A tecnologia e a tragédia da família al-Najjar
Há menos de uma semana, em Gaza, um ataque aéreo atingiu a casa da pediatra Alaa al-Najjar, matando 9 dos seus 10 filhos. Este bombardeamento insere-se numa onda de mais de 100 ataques, que mataram mais de 70 pessoas em 24 horas. Alaa al-Najjar estava de serviço no hospital, a tratar outras vítimas, quando recebeu os corpos das suas crianças — a mais velha com apenas 12 anos.
Victoria Rose, uma voluntária no hospital, reagiu ao vídeo das consequências do ataque, dizendo: “O vídeo mostra as crianças a serem retiradas do fogo e estão absolutamente carbonizadas. É tão horrível”.

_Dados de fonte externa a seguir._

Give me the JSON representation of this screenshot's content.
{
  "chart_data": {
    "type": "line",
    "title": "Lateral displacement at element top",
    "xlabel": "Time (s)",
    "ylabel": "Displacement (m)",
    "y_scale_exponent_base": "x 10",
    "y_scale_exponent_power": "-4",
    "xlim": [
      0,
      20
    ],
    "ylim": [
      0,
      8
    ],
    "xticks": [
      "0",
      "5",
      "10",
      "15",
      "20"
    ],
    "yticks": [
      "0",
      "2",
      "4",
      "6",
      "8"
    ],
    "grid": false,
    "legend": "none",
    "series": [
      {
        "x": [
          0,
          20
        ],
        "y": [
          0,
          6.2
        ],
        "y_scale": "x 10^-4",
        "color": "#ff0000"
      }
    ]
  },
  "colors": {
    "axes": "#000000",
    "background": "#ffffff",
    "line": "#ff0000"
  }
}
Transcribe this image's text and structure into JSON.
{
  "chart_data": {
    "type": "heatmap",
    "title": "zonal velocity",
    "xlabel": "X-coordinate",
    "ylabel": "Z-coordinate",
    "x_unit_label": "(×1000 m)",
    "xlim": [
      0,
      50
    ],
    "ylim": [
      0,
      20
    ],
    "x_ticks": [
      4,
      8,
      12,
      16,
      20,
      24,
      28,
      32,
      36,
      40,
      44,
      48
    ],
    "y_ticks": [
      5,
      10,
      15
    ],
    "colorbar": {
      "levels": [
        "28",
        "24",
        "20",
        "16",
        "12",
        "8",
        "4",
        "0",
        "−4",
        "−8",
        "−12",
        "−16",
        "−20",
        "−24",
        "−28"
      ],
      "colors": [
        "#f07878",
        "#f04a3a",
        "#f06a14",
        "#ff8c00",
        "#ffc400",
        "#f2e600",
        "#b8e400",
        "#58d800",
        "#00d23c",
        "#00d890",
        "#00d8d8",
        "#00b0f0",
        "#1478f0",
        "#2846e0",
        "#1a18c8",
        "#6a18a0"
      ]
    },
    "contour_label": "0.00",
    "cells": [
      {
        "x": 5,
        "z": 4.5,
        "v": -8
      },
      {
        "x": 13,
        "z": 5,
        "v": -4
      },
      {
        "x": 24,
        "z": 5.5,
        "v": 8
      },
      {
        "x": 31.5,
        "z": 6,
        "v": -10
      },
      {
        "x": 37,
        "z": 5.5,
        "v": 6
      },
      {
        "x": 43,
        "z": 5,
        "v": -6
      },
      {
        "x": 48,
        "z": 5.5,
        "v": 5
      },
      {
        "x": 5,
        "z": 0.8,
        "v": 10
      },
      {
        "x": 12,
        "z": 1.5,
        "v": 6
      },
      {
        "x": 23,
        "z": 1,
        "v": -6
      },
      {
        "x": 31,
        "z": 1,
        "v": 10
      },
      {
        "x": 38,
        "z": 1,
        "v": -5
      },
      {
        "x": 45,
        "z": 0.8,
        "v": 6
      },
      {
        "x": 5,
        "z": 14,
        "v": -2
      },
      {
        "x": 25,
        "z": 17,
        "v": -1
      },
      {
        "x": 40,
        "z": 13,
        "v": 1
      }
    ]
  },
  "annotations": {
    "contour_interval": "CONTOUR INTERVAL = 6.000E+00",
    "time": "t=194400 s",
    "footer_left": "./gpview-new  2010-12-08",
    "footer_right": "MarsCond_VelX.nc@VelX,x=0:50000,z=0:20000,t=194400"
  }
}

O ataque aconteceu momentos após Hamdi al-Najjar, seu marido, ter voltado a casa depois de a ter levado ao hospital. Hamdi, também médico, está atualmente em perigo de vida.
O modus operandi deste bombardeamento corresponde ao observado aquando do uso da ferramenta de inteligência artificial (IA) “Where’s Daddy?”, que — conforme documentado pela investigação da publicação israelita +972 magazine — notifica os militares da chegada dos seus alvos às próprias residências familiares. Segundo a reportagem do jornalista Yuval Abraham, praticamente não há supervisão humana sobre a decisão do sistema de IA de bombardear os alvos, apesar de ser sabido que, mesmo pelos critérios do exército israelita, o sistema de IA erra frequentemente.
Ao The Guardian, Graeme Groom, outro cirurgião britânico voluntário no hospital, relatou que o pai das crianças “não tem ligações políticas nem militares e não parece ser proeminente nas redes sociais”.
Groom, que operou o filho sobrevivente do casal, afirmou: “Uma vez que ambos os pais são médicos, ele parecia fazer parte do grupo [relativamente!] privilegiado de Gaza, mas quando o levantámos para a mesa de operações, ele parecia ter muito menos de 11 anos”. Esta observação ilustra a atual crise humanitária que António Guterres descreveu como “a fase mais cruel” da guerra. Quando os filhos de médicos sofrem de desnutrição, como estarão os outros?
A ONU tem afirmado repetidamente que a quantidade de ajuda que entra é insuficiente para os mais de 2 milhões de habitantes do território, tendo uma avaliação apoiada pela ONU afirmado este mês que a população de Gaza estava em “risco crítico” de fome extrema generalizada. Segundo a BBC, as mães, subnutridas, não conseguem amamentar os bebés.
Especulação: Spyware e a conivência europeia
A inação quase total da generalidade dos governantes europeus face ao genocídio levanta uma questão perturbadora: que fatores a explicam?
Uma possibilidade especulativa é estar relacionada com o software de espionagem (ou spyware) Pegasus, desenvolvido pelo grupo israelita NSO e sob controlo do governo israelita. Este programa já foi usado para espiar telefones de políticos espanhóis e polacos, entre muitos outros. Catorze países da União Europeia já pagaram para usar este spyware. Tendo Israel a capacidade técnica comprovada de aceder às comunicações privadas de altos quadros europeus, e sabendo esses quadros que podem estar sob vigilância, fica naturalmente a dúvida: estará a espionagem a influenciar a política externa europeia?
Até quando permanecerá o Ocidente conivente com a matança destas crianças? Até quando continuaremos a assobiar para o lado, enquanto os nossos parceiros militares exportam as armas com que se leva a cabo o genocídio? Até quando continuarão os nossos governantes a cumprimentar os embaixadores do genocídio? Exige-se a defesa do povo palestiniano, enquanto ainda o há.